Chase Manhattan Bank sparked a new round of prime rate reductions yesterday by slashing its rate one full percentage point to 13 percent -- the lowest level since last September.
Chase, the nation's third-largest commercial bank, previously had been quoting the prevailing rate of 14 percent, adopted industrywide last week.
"The cost to the bank of the funds it borrows and in turn relends have continued to come down, and therefore . . . we feel 13 percent is the appropriate rate at this time," a Chase spokesman said.
The latest round of interest-rate cuts came as Treasury Secretary G. William Miller indicated the Carter administration may dismantle its credit controls program within a few months. Speaking at a banking conference in New Orleans, Miller said "my own feeling is that in the coming next few months it will be dismantled."
Miller cautioned, however, that President Carter hasn't commited himself to ending the controls program.
Following Chase's lead were Morgan Guaranty Trust Co. of New York the country's fifth-largest bank, and No. 13, Marine Midland Bank of Buffalo, N.Y. A number of smaller banks, including Manufacturers Bank of Los Angeles, also moved to 13 percent.
Meanwhile, the vice chairman off Manufacturers Haover Trust Co. predicted the prime rate would fall to between 10 and 11 percent by the end of the year.
John R. Torell III, in a meeting with reporters at the bank's New York headquarters, said he expects corporate loan demand to be flat for the rest of 1980, which will bring added pressures for further prime rate reductions. Manufacturers Hanover, however, didn't reduce its rate yesterday from 14 percent.
The last time the prime was 13 percent was Sept. 20, shortly before the Federal Reserve Board initiated the first in a series of credit-tightening measures that spurred an unprecedented upward spiral in the prime rate.
The prime is the base rate that banks charge on short-term loans to their most creditworthy corporate customers, while loans to most other businesses are set one or more percentage points above the prime.
The prime doesn't apply to consumer loans such as auto or home mortgage loans, but it is considered a key barometer of trends in all kinds of interest rates.
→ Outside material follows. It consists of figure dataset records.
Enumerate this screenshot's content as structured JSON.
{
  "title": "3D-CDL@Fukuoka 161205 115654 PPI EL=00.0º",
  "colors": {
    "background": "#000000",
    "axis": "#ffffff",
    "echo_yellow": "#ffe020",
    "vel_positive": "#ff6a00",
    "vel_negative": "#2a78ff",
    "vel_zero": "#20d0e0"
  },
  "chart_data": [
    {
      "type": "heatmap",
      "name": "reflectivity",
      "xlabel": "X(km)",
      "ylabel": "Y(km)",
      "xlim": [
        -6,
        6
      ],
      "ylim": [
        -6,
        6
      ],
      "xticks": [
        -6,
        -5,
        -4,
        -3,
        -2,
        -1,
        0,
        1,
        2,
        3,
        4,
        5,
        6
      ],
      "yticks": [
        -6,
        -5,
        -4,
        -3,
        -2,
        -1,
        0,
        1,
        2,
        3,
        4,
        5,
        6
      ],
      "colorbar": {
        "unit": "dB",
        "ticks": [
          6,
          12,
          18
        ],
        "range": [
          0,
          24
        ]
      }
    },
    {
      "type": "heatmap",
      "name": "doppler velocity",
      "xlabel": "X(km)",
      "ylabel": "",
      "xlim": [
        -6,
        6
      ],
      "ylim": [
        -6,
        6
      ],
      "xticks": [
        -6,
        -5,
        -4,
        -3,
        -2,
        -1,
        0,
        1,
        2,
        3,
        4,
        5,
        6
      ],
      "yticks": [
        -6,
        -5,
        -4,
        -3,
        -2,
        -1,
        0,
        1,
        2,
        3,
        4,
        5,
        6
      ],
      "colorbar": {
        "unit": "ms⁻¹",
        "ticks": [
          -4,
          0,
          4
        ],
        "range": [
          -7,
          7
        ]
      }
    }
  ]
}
When the prime changes, other rates -- including consumer loan rates -- usually follow.
Since the prime peaked at 20 percent in early April, banks have been lowering their rates as the emerging recession prompted businesses to cut back on borrowing and open-market interest rates plunged. When those rates fall, the banks' cost of lending does, too, because many of the funds they lend are acquired in the money markets.
Banks, for example, will be paying 8.415 percent interest on six-month money market certificates issued today and had been paying as little as 7.753 percent on certificates issued earlier. Those rates compare with a peak of 15.7 percent reached in late March.
The six-month savings certificates, issued in minimum amounts of $10,000, are a significant source of lending and investing funds for banks.
Banks also are paying less to borrow money from other banks. The interest rate on federal funds -- which are uncommitted reserves that banks lend one another on an overnight basis -- has hovered between 10.5 percent and 11.5 percent this week, down from a peak of about 18 percent in March.